# Any info or experience with this CA breeder?



## Suzette

I am looking for any and all information available on Cornerstone Kennels in Chico CA.


----------



## krandall

Suzette said:


> I am looking for any and all information available on Cornerstone Kennels in Chico CA.


I don't know them at all, but I see that although they do some health testing of their breeders, they do not x-ray hips or elbows. Also, while some people feel differently, I would NEVER want a puppy shipped to me. I don't think it's in the best interest of the puppy.

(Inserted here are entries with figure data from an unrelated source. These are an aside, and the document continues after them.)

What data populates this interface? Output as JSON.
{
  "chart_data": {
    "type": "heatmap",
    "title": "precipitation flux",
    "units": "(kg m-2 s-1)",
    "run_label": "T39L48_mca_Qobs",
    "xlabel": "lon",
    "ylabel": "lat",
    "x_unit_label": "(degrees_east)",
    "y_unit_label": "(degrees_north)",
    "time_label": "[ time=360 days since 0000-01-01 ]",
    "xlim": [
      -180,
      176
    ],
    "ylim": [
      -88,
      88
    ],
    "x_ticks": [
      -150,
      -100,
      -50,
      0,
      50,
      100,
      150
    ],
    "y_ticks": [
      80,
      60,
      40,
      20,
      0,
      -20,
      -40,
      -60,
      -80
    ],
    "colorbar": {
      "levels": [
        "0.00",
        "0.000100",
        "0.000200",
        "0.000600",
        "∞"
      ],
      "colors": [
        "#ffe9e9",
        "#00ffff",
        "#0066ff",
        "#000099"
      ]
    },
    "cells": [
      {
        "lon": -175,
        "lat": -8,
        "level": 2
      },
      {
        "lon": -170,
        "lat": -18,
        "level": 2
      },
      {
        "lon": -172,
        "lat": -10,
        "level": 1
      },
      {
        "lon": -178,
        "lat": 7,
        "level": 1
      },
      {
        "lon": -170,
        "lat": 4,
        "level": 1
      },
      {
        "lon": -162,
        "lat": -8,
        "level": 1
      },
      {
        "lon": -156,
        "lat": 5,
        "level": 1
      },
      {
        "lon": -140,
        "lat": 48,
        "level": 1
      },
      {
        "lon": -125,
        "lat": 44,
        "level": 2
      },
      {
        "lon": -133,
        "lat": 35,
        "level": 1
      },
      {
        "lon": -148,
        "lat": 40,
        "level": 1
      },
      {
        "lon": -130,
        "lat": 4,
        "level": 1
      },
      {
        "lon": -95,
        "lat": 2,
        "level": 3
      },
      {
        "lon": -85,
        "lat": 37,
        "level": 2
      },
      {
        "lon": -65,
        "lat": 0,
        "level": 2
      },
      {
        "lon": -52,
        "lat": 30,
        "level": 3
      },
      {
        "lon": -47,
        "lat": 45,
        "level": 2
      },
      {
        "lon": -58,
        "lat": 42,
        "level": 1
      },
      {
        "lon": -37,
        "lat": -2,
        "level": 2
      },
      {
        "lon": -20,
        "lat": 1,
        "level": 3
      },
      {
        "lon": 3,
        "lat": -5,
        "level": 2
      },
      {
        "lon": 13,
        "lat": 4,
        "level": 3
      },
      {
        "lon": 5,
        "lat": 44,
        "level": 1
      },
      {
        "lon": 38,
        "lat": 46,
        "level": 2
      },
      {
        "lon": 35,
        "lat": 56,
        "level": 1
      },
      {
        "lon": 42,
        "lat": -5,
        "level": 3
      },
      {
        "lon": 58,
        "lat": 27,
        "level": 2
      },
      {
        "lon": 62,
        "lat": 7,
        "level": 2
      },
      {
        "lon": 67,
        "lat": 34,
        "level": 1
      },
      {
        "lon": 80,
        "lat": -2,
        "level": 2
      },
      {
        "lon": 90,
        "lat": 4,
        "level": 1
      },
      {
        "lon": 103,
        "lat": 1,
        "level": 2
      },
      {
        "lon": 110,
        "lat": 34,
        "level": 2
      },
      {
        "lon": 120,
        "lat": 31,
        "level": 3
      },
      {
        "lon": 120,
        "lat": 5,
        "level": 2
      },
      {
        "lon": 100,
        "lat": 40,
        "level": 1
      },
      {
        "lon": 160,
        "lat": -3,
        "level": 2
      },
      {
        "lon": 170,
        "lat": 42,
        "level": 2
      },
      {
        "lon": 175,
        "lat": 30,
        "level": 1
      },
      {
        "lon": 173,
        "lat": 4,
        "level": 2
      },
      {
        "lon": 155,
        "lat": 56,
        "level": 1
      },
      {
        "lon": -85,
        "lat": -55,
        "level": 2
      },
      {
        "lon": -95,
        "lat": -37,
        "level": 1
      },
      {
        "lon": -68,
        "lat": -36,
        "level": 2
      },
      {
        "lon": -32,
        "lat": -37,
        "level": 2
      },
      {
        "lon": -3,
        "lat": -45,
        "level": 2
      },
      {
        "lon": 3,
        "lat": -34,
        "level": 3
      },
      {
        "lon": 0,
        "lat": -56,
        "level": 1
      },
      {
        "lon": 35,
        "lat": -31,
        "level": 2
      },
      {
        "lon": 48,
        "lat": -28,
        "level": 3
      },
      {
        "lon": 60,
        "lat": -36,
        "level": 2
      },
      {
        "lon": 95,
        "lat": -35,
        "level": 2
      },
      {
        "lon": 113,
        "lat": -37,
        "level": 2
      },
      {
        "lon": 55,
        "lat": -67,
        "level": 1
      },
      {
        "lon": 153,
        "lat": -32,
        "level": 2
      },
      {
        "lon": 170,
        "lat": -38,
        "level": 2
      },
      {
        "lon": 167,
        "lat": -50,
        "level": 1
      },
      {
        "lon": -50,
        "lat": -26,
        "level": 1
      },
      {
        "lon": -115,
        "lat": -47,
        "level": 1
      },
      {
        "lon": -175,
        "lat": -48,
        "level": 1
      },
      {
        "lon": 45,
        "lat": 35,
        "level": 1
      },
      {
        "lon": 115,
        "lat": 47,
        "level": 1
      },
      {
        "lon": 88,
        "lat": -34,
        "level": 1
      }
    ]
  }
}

It's fine to fly a puppy, but they should fly in-cabin, with a caretaker, usually the new owner, but sometimes the breeder or a person hired for that purpose.

I believe that the only way to have a good idea of how your puppy spent his or her critical early weeks is to visit the breeder yourself, meet the parents (at least the dam&#8230; the sire may not live with the breeder), and see how and where the puppies are raised. Have they been well-socialized, spending their waking hours with the family? Is their area scrupulously clean? Have they been started on potty training? If the answers to any of these questions are "no", I'd walk away.


----------



## lfung5

I think I remember reading something negative about them. I came across their site when looking for my guys. I think you can find a better breeder


----------



## juliav

Run, don't walk away from Cornerstone. I've heard some bad stories about them. They always, always have puppies, which is a huge red flag. If you are looking for a Havanese puppy in Northern California, I highly recommend you contact either one of the breeders below. They both show and health test their dogs:

www.Bellatakhavanese.com

www.lilpawzhavanese.net

If they don't have any puppies, they will be able to refer you to someone. I would absolutely love a Bellatalk puppy. Maybe some day.


----------